In Tagalog, there is a particle called a linker or a ligature, with two forms: na and -ng /-ŋ/. The ligature's main function is to link modifiers (like adjectives and adverbs) and the words that they are modifying.
This ligature is found in other languages in the Austronesian language family. My question is, what other languages outside of Austronesian have such a particle with a similar function? I am mainly interested in how widespread it is, and if there are any theories as to its diachronic origin in these other languages.

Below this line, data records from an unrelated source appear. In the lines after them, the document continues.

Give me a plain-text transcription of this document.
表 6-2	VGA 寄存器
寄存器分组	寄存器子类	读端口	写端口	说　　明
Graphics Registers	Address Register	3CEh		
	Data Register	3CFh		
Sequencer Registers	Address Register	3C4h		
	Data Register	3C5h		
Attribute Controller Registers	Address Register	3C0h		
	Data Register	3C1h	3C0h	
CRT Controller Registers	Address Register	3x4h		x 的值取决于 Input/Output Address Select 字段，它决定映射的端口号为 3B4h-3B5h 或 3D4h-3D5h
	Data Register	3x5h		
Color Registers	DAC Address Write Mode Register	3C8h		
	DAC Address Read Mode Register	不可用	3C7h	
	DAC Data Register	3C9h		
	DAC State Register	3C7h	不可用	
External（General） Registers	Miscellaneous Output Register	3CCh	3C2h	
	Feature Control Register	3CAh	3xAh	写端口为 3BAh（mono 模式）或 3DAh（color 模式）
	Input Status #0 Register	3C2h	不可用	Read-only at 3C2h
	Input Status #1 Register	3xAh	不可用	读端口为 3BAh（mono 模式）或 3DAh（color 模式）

The Bantu language Kinande has a somewhat peculiar condition that two object NPs in the VP must be separated by what is traditionally called an "associative" morpheme, which was terms a "linker" by Mutaka in an unpublished 1985 paper. This is where the term comes from, as far as I know.
This is discussed in a number of subsequent papers by Baker & Collins (2006), Schneider-Zioga (various); and also documented in Baker & Collins for Ju /'hoasi. The function of that kind of linker is similar to but not the same as the NP-internal usage found in Iranian (Izafe markers). I think it depends on what the properties of Austronesian "linkers" are that are of interest to you.

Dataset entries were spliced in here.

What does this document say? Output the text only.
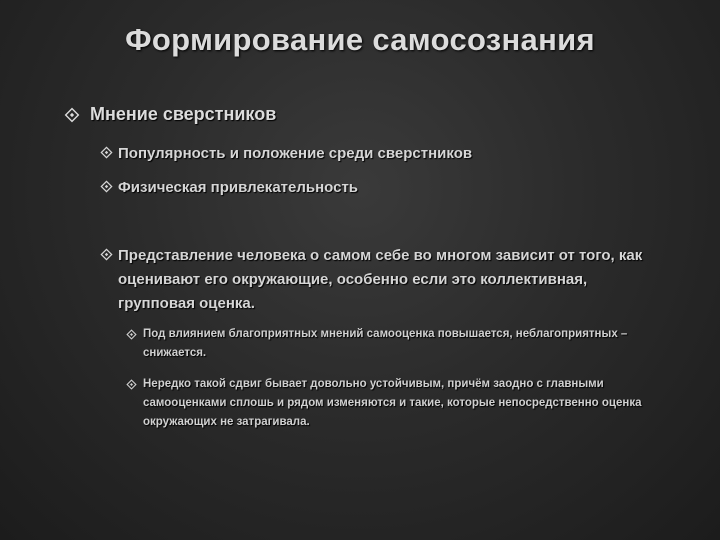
Формирование самосознания
Мнение сверстников
Популярность и положение среди сверстников
Физическая привлекательность
Представление человека о самом себе во многом зависит от того, как оценивают его окружающие, особенно если это коллективная, групповая оценка.
Под влиянием благоприятных мнений самооценка повышается, неблагоприятных – снижается.
Нередко такой сдвиг бывает довольно устойчивым, причём заодно с главными самооценками сплошь и рядом изменяются и такие, которые непосредственно оценка окружающих не затрагивала.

Japanese has a class of adjectives often called in English "-na adjectives". When used attributively, these take the particle na between the adjective and the following modified noun.
静かな人 shizuka na hito
quiet [ATTRIBUTIVE PARTICLE] person
Despite the surface similarity to Tagalog's na ligature, the Japanese particle arose from a contraction or fusion of construction ni aru (obsolete, now only found in historical writings) → naru (archaic, still used in poetic or formal writing) → na. In the original ni aru form, ni is an adverbial particle, and aru is the attributive form of the ancient copular verb ari.